What about grammatical accuracy? In the first debate, Clinton produced 10 sentence fragments (not counting those which were interrupted), and Trump produced 83 fragments. Most of these were complex sentences that began with a subordinate clause ("When you look at what's happening in Mexico..."; "As far as my tax returns...") which Trump abandoned in mid-stream. His fragmented language is consistent with an attention span that his ghostwriter likened to "a kindergartner who can't sit still in a classroom."

Finally, we assessed the words that were used by the two candidates. Here, Trump lagged on several measures. He used words which were shorter, more common, and less varied on average, than Clinton's. Befitting a narcissist (or a kindergartner), he used first person singular pronouns (I, me, myself) and second person pronouns (you, your) twice as often as Clinton, while she was more likely to use first person plural pronouns (we, us). Trump used twice as many empty words (e.g. anybody, everybody, nothing, thing) as Clinton.

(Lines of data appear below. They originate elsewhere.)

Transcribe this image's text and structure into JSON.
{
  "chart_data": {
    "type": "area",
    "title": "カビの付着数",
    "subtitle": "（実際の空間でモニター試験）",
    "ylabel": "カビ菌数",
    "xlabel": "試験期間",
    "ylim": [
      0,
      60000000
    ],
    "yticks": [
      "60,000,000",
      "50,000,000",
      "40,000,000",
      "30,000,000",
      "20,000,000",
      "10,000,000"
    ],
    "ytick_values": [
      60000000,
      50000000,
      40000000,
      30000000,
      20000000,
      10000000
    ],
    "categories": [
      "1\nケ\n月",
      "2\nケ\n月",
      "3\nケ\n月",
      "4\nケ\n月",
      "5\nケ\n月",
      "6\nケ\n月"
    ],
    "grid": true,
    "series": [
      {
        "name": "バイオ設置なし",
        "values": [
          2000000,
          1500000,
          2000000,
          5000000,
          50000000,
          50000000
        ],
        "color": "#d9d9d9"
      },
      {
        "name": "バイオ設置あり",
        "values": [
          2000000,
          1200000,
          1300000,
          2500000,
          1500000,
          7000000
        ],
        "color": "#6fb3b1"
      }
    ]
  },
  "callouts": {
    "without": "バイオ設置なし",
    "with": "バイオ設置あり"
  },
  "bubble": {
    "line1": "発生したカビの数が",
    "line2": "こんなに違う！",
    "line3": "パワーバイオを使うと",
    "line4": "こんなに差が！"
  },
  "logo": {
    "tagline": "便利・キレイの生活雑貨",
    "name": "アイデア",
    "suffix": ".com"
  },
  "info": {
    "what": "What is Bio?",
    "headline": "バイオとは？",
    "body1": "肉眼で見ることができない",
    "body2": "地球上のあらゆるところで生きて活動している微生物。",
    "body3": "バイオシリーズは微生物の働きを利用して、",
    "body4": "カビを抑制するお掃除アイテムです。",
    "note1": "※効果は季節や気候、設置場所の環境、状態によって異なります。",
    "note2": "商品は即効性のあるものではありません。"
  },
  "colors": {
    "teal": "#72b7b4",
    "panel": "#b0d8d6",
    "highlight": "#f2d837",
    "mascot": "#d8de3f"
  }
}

To explore the ideas brought up most often by the candidates, we excluded names, numbers, empty words, and grammatical words (she, it, the, in, and). The most frequent nouns produced by each candidate were people (Clinton) and country (Trump). The most frequent verbs were think (Clinton) and say (Trump)--I think that says it all.

Because many of the ideas were discussed by both candidates, we filtered the most common 50 words to find those words spoken by only one of the candidates. These are listed below, in order of frequency. Trump's words are often polarizing (right--wrong, win--lose), while Clinton's words are more often goal-oriented (try, propose, build, hope).

  • Clinton's most common unique nouns: fact, police, state, economy, plan, debt, information, problem, family, gun, home, justice, income.

  • Trump's most common unique nouns: company, dollars, money, war, law, politician, audit, city, trade.

  • Clinton's most common unique verbs: try, support, call, use, face, propose, build, hope.

  • Trump's most common unique verbs: leave, tell, like, happen, agree, stop, release, defend, lose, win.

  • Clinton's most common unique adjectives: nuclear, important, wealthy.

  • Trump's most common unique adjectives: bad, great, right, better, tremendous, wrong.
  • Some of these themes were also identified by the Linguistic Inquiry and Word Count (LIWC) program, which categorizes words into meaning categories. According to LIWC, Clinton focuses more on home, family, religion, and work, while Trump focuses more on death and numbers. In the "drives" category, Clinton's words demonstrate a greater desire for affiliation and achievement, while Trump's words suggest a stronger drive for risk. Clinton produced more words associated with cognitive processes, notably in the insight category. Clinton's words display slightly more positive emotion, and Trump's significantly more negative emotion, especially in the second debate.

    If words matter, then Trump has his work cut out for him as we approach the third and final debate. He has one more opportunity to use his best words--those which focus on the issues rather than himself and his opponent, to put them into complete and relevant sentences, to pay attention, take turns, and use his inside voice.